Raporlarda çok önemsiyoruz
Tartışma konusu olmayan tek nokta mesleki eğitimin Türkiye için
önemi. Pek çok konuda karşı karşıya gelen Milli Eğitim Bakanlığı
ile YÖK bu noktada ortak düşünce sergiliyor.
Bugün Türk iş dünyası küreselleşen pazarda rekabet edebilmek için
iyi eğitilmiş, nitelikli ara insan gücüne ihtiyaç duyuyor. Türk
ekonomisinin büyük bir yüzdesini KOBİ'ler oluşturuyor.

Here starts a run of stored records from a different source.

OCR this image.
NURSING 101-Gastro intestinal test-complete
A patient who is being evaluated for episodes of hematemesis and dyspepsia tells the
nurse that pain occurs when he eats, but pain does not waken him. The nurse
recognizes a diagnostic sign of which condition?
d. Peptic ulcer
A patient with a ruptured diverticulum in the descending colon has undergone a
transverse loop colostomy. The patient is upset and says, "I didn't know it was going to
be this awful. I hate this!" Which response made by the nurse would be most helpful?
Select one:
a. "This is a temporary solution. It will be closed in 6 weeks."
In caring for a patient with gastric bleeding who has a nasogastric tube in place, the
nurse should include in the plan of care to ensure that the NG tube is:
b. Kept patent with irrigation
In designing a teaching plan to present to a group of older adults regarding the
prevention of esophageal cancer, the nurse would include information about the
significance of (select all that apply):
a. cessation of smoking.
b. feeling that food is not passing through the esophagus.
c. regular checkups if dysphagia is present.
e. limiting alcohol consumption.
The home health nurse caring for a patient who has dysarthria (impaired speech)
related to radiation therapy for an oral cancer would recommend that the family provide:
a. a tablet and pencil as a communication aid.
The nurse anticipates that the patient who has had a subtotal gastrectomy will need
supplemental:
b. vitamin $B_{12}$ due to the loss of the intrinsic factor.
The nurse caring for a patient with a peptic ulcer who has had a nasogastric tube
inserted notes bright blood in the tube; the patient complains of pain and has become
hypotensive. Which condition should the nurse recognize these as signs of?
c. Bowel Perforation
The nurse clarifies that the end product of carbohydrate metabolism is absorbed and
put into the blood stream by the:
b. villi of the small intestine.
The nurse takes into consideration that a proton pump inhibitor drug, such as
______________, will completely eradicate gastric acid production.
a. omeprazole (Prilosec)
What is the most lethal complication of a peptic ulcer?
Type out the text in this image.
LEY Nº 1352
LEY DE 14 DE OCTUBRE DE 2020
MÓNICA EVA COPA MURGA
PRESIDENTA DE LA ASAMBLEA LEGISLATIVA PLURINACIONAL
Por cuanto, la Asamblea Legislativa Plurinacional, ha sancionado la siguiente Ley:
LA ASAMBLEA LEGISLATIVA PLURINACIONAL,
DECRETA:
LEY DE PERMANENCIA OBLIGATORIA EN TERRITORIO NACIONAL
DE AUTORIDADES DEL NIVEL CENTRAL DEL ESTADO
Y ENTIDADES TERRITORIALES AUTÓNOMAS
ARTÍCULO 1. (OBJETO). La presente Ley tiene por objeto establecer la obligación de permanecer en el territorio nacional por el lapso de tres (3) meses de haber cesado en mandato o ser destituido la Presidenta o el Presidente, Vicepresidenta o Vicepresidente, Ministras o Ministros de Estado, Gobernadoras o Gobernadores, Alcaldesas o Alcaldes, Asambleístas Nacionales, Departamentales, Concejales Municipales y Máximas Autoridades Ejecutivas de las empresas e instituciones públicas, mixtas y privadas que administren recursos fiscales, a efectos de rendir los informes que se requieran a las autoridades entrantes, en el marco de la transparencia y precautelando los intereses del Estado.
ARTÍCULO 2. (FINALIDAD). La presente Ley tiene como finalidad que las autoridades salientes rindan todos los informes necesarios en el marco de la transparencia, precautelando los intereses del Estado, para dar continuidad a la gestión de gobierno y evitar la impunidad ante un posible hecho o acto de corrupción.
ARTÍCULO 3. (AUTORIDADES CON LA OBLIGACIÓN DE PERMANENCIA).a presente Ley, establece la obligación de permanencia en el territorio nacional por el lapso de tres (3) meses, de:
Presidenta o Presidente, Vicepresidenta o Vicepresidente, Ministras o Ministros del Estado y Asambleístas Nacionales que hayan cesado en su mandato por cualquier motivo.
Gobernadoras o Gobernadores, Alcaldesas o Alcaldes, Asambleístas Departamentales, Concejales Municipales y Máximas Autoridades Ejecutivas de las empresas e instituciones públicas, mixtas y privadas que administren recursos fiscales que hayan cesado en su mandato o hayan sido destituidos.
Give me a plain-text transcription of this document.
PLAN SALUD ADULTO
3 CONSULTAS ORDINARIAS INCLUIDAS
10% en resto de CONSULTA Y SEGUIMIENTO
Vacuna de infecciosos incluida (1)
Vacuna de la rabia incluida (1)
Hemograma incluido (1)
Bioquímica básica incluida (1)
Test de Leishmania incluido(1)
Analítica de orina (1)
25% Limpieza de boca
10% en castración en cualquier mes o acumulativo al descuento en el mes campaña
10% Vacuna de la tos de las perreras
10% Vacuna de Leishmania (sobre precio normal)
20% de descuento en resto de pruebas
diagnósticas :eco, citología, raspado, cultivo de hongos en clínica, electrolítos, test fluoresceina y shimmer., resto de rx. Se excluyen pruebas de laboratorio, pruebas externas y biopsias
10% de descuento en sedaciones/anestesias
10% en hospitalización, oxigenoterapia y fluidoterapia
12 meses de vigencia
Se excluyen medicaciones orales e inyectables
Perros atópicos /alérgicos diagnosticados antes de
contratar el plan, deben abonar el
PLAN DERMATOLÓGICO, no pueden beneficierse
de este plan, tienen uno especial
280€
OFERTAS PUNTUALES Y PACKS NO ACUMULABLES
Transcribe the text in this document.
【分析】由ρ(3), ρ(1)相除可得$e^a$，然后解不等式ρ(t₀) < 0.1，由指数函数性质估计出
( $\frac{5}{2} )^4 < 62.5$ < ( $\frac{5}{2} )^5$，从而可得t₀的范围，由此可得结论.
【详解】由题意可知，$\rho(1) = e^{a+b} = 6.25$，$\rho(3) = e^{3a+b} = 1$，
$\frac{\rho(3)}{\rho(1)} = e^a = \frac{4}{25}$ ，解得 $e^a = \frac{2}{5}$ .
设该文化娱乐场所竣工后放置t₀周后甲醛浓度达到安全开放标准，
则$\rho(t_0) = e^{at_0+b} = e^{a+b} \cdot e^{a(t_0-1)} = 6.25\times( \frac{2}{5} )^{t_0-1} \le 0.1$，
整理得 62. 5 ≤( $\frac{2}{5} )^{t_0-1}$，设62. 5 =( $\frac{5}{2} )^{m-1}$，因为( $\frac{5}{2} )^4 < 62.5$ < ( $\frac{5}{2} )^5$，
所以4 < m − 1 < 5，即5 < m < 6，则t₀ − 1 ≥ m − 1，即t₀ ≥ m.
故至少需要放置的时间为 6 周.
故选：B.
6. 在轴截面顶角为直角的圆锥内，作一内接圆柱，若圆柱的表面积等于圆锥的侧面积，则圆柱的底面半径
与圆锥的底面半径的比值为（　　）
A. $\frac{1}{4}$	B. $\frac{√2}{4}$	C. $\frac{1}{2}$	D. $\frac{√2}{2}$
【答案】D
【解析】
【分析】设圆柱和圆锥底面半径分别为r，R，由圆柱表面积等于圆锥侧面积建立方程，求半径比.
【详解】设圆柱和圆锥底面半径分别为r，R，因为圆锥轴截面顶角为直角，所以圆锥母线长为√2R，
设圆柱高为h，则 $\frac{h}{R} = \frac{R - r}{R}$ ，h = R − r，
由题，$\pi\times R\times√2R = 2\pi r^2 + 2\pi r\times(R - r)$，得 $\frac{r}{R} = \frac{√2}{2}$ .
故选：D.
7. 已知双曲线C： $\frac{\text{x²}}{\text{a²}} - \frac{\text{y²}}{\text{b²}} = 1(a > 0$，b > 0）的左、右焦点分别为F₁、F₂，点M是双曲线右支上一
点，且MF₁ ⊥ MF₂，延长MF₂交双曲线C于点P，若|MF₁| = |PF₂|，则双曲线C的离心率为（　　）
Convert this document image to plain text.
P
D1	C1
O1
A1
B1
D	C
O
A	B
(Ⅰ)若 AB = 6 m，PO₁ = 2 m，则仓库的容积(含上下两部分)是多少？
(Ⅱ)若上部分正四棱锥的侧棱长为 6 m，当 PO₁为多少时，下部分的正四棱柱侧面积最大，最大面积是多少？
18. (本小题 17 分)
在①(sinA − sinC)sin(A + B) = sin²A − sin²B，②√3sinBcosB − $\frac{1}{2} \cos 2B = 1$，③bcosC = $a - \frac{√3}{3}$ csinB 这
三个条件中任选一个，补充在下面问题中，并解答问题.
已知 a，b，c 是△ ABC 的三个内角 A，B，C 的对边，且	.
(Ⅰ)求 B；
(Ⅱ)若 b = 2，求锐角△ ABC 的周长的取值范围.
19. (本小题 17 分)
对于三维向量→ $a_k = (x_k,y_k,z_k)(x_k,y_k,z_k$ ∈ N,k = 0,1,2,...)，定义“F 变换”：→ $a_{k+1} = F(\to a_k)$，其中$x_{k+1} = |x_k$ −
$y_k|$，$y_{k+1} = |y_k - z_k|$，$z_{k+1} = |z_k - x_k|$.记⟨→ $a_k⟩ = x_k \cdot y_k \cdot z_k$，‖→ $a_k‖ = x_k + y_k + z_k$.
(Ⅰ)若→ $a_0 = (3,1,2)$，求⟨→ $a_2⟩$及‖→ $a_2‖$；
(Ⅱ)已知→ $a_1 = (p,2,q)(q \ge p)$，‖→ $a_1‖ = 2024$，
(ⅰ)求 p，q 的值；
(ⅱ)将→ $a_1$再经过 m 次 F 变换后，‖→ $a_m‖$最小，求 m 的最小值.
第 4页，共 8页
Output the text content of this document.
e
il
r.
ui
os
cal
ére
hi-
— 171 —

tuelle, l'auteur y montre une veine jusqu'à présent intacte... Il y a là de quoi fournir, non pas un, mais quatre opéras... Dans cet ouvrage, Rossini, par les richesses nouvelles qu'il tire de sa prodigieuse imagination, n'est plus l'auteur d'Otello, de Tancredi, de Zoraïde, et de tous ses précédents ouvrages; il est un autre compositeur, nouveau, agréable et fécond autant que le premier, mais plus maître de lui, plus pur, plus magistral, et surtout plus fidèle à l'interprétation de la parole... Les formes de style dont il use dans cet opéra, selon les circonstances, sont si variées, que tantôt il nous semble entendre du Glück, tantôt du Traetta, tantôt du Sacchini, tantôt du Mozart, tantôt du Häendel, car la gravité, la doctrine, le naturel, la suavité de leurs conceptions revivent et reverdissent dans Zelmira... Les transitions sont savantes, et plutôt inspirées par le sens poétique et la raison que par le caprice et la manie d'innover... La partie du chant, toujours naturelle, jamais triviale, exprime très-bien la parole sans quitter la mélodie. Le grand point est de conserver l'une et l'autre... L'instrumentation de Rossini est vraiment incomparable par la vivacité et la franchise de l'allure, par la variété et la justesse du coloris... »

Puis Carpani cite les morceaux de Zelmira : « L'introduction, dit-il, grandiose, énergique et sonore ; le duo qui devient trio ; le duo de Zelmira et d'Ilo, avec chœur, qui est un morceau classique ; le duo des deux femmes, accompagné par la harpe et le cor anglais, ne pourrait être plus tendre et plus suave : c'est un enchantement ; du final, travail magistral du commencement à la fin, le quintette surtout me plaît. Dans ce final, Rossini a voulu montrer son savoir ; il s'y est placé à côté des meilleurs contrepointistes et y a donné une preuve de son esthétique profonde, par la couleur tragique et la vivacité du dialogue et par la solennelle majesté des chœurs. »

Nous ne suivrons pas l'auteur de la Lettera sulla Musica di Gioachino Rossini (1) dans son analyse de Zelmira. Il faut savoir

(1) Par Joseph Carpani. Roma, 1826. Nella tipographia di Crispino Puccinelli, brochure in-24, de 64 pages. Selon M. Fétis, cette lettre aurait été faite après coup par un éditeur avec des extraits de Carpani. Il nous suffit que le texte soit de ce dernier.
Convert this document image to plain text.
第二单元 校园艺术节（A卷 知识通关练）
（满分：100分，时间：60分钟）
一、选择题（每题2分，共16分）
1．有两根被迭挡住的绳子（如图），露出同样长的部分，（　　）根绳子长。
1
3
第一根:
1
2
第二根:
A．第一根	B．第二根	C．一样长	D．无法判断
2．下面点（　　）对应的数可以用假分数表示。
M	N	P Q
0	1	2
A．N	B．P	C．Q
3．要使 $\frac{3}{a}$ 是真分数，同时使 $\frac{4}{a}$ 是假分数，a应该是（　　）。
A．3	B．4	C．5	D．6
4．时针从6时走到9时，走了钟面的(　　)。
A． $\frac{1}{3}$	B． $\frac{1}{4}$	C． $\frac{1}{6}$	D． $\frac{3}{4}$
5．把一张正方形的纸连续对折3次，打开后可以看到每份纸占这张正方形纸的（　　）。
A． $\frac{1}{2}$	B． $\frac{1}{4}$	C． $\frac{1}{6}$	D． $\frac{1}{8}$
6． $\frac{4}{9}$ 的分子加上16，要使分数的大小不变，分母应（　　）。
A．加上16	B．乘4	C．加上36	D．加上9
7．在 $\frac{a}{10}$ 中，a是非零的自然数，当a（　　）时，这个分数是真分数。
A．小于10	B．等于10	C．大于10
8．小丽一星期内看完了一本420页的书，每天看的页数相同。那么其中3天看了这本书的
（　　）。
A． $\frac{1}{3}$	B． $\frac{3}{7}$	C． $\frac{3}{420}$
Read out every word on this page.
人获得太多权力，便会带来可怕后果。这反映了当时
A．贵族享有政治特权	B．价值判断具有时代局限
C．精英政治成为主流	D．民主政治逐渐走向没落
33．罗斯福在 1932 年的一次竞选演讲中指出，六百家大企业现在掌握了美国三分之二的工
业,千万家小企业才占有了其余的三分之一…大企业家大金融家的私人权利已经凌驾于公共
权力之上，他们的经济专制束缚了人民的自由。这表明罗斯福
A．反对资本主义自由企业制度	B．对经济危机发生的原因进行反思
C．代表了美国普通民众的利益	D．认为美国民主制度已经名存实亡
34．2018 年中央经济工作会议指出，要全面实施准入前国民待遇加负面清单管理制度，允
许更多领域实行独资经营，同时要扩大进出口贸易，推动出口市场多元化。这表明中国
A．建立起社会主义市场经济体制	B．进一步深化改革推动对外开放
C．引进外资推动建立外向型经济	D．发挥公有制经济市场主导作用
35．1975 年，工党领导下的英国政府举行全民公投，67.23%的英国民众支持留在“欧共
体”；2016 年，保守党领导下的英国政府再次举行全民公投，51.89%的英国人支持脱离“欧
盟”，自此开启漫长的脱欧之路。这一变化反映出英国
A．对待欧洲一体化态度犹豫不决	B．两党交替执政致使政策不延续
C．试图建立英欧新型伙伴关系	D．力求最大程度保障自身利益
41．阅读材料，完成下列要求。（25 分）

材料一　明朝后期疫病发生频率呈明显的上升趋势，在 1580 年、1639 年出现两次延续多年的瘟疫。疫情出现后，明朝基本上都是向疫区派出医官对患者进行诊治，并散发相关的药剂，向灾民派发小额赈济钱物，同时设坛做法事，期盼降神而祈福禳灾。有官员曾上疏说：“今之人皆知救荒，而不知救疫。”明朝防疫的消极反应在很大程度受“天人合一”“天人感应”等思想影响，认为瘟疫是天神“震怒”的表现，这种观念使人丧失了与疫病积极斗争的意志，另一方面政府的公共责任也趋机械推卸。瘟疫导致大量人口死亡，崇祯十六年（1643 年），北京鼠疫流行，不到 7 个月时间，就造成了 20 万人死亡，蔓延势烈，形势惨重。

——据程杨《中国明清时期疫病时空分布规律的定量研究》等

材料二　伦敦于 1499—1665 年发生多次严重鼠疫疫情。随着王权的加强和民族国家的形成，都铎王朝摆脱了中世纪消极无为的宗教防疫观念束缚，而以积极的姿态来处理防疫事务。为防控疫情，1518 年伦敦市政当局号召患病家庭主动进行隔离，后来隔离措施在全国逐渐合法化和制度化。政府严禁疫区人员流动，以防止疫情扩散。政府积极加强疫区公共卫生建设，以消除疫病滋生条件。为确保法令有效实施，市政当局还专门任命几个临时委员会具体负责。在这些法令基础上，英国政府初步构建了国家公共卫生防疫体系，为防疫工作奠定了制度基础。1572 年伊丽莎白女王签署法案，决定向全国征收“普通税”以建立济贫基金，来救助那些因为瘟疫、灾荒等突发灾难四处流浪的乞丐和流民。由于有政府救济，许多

Bu işletmelerin çoğunda ara insan gücü istihdam ediliyor. Bu güç ne
kadar fazla ve kalite olarak ne kadar yüksek olursa, Türk
sanayiinin de o ölçüde rekabet edebileceği ve dünya pazarlarındaki
payını artırabileceği tartışılmaz gerçek olarak karşımıza
çıkıyor.
Ara eleman yoksunluğu
Bu gelişmeler doğrultusunda ülkemizin ihtiyacı olan her türlü ara
insan gücünü yeterli sayıda ve nitelikli olarak yetiştirmek mesleki
ve teknik eğitime önem, öncelik ve ağırlık verilmesi gerekiyor.
Önümüzde duran bu gerçeğe rağmen ise, öncelikli konu katsayı olarak
görülüyor.
Meslek lisesi mezunları işletmelerde çalışmak yerine yükseköğretim
peşinde koşarken, sonuçta sanayi uluslararası rekabette nitelikli
ara elemandan yoksun kalıyor. Türkiye genç işsizliğinde dünyada 6.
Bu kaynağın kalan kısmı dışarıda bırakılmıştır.